Tempe rulers get suckered by con men at Bridgestone.

  Tempe rulers get suckered by con men at Bridgestone. The rubber dams on the Town Toilet only lasts half as long as promised. Tempe screwed out of $16 million because Mayor and Tempe City Council didn’t force Bridgestone to give them a guarantee on the life of the damn. Source

May 29, 2007
Tempe’s rubber dams may hit the road
Garin Groff, Tribune

Tempe may ditch the inflatable rubber dams that have turned a portion of the otherwise dry Salt River into Tempe Town Lake.

The city needs to replace the aging dams in two years but is looking for another type of structure because the rubber ones lasted only half as long as promised.

Arizona’s sun and dry climate took a toll on the dams, so the city will study other types to see if they will hold up longer.

Nobody at the city is sure whether something else will work better. The options are limited because any dam has to lower when water flows through the river. Otherwise, the dams could block the flow and trigger massive flooding.

“You have to have something that has a gate there that can be moved out of the way when large floods come,” said Don Hawkes, Tempe’s water utilities manager.

Now, Tempe can let air out of the dams to lower them so that water will flow over the structures without backing up.

Some city employees involved with the lake know of other dams that pivot on a hinge or move in some way.
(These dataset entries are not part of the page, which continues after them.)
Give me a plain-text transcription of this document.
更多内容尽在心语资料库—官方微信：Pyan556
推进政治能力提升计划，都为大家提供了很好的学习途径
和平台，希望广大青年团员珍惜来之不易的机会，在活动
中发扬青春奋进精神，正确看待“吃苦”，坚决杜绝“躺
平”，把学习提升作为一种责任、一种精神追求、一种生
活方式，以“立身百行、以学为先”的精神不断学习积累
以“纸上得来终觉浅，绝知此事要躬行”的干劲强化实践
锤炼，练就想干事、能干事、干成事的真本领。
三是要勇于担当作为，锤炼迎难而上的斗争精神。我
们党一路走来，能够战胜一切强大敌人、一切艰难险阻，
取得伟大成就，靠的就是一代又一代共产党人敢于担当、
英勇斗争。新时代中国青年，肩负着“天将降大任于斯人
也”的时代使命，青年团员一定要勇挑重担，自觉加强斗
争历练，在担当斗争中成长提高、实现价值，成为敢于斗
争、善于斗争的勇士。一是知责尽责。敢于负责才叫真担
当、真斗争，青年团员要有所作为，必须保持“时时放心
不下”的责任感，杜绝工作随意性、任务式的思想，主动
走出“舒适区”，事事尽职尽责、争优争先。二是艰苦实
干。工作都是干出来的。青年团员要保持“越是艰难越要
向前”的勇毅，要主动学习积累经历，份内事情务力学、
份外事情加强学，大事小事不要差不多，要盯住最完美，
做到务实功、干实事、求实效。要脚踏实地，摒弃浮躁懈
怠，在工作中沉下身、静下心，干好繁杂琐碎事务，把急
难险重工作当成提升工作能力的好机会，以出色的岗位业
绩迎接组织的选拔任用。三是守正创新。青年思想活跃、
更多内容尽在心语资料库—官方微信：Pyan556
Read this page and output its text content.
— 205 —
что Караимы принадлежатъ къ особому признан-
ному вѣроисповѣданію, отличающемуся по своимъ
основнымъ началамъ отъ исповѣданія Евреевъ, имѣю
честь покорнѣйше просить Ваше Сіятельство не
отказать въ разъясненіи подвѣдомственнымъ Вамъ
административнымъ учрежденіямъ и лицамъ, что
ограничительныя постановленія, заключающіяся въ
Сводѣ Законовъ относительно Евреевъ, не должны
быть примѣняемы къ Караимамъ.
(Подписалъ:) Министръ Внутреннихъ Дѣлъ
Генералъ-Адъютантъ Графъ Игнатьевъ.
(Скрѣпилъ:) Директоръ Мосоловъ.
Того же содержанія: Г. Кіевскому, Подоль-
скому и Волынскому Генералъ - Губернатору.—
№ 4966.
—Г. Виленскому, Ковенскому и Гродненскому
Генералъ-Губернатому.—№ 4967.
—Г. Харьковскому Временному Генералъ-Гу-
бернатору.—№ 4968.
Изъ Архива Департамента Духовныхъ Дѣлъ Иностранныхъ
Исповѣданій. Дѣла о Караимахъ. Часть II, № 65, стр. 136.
But Tempe officials aren’t familiar enough with other designs to know whether they’d be as effective, said Basil Boyd, a city hydrologist. That’s why the city approved $99,000 for a private company to study other dams and their cost.

Some dams might cost more initially but would cost less over decades if they have longer life spans.

“The technology has changed and we want to look and see if anything has come up that looks any better,” Boyd said.

The eight dam sections were supposed to last 25 to 30 years but were guaranteed for 10. The city last year determined the dams needed to be replaced starting in 2009 following the inspection that showed they were cracking.

The cost? About $16 million.

Tempe bought the dams in 1998 from Bridgestone, the same company that makes vehicle tires. The city filled the lake the following year.

The city has already looked at keeping the same type of dam or replacing the rubber dams with smaller ones. The city could raise the height of the dam’s concrete foundation a few feet and use smaller, less costly rubber dams.

The dams don’t need to lower as much as when the lake was built, Boyd said, because Roosevelt Dam has been enlarged upstream on the river. Roosevelt Dam am can store more water during a flood, meaning less water will flow down the Salt River in future floods.

If the city keeps the rubber dams, Boyd said, it will probably use a new version that’s more likely to survive a massive failure. Bridgestone now has dams with inner tubes. The inner layer would keep most water in the lake if the outer layer failed. Now, a failure would result in a massive drop in water.

Tempe can keep the lake filled even when it replaces the dam sections. The piers that separate the dam sections are built to hold a temporary dam that lets workers repair or replace the rubber dams.

“We are not seriously considering draining the lake for any reason,” Boyd said.